Here she glanced at her own reflection, with complacent approval of her brown velvet eyes and black satin hair.
My poor Honor! But your hair is always beautiful, and there are no eyelashes like yours in Vevay. Take courage! In the story your hair is dark, is it not? The story marches always? When shall I hear another chapter?
Honors face brightened. The story was always a comfort when the freckles became too afflicting. It was to be a romance, in three volumes: the story of her life, beginning when she was sixteen. (She was now twelve!) It opened thus:
I was young; they called me fair. My mirror revealed masses of jet-black hair which rippled smoothly to the floor and lay in silken piles on the velvet carpet. My eyes there was one who called them starry pools of night. My cheek was a white rose.

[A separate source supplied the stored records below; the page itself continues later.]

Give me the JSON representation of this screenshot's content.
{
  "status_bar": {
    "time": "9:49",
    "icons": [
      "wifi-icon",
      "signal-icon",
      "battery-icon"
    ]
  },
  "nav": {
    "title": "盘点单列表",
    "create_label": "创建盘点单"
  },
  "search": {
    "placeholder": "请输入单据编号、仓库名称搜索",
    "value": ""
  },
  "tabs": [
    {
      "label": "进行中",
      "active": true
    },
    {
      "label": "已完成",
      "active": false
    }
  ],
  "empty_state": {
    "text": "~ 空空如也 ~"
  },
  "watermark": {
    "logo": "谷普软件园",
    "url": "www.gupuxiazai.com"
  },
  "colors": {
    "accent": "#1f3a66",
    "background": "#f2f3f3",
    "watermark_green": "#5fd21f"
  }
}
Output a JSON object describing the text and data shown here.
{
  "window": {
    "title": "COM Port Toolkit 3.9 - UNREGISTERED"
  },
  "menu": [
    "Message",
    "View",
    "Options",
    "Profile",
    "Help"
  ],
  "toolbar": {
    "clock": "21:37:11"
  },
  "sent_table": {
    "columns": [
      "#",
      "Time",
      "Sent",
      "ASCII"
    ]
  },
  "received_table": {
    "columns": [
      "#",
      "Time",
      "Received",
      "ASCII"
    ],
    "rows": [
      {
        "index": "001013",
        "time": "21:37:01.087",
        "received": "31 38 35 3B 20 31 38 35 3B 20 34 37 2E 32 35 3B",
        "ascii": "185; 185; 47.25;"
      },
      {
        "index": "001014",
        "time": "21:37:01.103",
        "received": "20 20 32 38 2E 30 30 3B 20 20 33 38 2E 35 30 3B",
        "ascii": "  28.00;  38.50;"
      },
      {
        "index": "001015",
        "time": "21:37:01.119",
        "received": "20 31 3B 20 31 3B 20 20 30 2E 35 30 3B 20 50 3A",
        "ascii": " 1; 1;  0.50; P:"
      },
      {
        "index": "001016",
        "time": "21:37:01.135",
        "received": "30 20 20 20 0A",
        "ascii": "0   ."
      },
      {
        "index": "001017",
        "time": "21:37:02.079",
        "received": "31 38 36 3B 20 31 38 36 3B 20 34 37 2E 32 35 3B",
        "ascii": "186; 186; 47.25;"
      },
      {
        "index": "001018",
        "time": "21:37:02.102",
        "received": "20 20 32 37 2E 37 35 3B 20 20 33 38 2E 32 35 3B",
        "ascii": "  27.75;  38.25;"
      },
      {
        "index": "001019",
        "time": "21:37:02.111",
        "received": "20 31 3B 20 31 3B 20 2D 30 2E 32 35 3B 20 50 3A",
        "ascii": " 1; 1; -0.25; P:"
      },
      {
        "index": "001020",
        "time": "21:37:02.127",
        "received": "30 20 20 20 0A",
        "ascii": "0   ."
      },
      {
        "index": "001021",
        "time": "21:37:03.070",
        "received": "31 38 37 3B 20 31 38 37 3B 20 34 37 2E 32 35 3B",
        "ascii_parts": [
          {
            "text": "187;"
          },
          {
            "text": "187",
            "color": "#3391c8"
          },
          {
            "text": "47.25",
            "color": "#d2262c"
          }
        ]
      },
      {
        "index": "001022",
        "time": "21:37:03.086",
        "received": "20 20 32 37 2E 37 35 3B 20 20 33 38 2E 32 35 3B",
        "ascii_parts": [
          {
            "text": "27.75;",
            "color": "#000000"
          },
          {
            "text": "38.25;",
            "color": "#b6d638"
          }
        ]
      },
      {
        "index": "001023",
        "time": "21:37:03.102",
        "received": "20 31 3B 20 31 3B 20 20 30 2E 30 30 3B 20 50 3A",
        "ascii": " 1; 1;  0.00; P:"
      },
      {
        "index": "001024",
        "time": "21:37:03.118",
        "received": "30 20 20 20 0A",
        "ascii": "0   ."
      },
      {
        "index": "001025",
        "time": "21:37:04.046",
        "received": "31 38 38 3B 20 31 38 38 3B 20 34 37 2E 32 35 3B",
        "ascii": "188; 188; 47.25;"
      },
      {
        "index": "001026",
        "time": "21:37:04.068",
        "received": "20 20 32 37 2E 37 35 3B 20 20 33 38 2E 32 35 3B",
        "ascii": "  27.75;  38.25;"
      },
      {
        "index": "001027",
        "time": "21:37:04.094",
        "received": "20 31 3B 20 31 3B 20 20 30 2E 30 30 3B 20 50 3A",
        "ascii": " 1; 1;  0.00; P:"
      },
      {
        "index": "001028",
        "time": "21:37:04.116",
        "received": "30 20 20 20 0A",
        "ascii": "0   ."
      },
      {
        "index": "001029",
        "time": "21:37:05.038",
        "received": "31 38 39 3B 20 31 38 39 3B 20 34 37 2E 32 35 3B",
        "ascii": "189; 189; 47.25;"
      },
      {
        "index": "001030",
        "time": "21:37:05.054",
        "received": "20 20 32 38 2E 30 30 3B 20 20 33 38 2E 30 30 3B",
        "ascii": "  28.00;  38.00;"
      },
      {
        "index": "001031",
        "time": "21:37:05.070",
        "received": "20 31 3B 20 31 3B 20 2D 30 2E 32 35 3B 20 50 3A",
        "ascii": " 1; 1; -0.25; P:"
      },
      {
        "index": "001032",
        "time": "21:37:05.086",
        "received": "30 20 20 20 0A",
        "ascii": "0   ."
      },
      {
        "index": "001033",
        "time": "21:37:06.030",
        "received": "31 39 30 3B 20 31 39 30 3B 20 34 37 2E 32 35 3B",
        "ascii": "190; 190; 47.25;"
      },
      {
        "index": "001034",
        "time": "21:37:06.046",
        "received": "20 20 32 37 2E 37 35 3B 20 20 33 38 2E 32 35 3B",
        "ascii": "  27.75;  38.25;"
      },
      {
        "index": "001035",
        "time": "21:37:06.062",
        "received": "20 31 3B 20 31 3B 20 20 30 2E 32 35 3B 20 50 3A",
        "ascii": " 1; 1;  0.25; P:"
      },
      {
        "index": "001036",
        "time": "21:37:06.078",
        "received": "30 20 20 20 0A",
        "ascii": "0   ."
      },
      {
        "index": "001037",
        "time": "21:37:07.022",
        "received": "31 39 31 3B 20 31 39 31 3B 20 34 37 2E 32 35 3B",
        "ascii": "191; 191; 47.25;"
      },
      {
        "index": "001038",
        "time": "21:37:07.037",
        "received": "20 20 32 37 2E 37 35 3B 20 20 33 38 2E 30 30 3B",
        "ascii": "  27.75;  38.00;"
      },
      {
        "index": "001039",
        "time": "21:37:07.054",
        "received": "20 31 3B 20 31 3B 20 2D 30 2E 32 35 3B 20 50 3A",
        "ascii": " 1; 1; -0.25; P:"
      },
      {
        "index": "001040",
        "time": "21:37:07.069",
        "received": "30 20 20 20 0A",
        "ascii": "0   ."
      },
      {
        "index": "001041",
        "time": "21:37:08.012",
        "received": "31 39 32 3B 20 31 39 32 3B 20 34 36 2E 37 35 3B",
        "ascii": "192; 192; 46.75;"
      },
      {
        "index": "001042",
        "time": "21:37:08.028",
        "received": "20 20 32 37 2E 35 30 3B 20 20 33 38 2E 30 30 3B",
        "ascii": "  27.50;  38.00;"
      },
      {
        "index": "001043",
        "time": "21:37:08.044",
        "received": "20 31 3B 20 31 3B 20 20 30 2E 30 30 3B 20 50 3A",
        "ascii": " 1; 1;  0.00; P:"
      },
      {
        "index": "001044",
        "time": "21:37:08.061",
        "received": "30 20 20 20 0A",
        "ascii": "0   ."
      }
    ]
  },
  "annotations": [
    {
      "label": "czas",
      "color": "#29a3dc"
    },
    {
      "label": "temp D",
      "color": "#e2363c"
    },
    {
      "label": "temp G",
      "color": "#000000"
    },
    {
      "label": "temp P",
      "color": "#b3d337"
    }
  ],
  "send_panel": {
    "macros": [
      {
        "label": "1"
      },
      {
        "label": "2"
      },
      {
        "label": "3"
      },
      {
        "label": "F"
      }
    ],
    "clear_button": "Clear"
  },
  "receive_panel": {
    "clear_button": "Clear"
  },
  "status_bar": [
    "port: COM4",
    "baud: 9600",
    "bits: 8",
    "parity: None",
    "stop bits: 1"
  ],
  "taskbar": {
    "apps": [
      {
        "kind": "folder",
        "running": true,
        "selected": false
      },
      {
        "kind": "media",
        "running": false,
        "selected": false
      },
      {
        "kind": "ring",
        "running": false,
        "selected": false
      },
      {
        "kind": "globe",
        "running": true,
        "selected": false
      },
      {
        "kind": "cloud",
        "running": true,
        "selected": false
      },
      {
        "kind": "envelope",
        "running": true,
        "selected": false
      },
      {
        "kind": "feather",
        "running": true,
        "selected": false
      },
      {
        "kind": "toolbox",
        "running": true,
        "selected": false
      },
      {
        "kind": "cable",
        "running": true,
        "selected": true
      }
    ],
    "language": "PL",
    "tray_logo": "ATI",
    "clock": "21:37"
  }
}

Stephanie thought this a wonderful description. Honor, as I say, always found comfort in it, and forgot the freckles while she was following the fortunes of her dark-eyed counterpart.
To-morrow, perhaps! Now Stephanie, thou must help me in a sorrowful task. It is to put away
Thy colored dresses, chérie ? But surely! but thou wilt wear white, Honor? It is everywhere admitted as mourning, thou knowest!
Fiordispina and Angélique! Honor spoke with sorrowful dignity and resolve. Yes, Stephanie, it must be so! While my parents lived, do you see, I was a child; now An eloquent shrug and wave completed the sentence. I am resolved! she said. These dear ones, with whom my happy childhood has been passed, must retire to finally, to the shades of memory, Stephanie!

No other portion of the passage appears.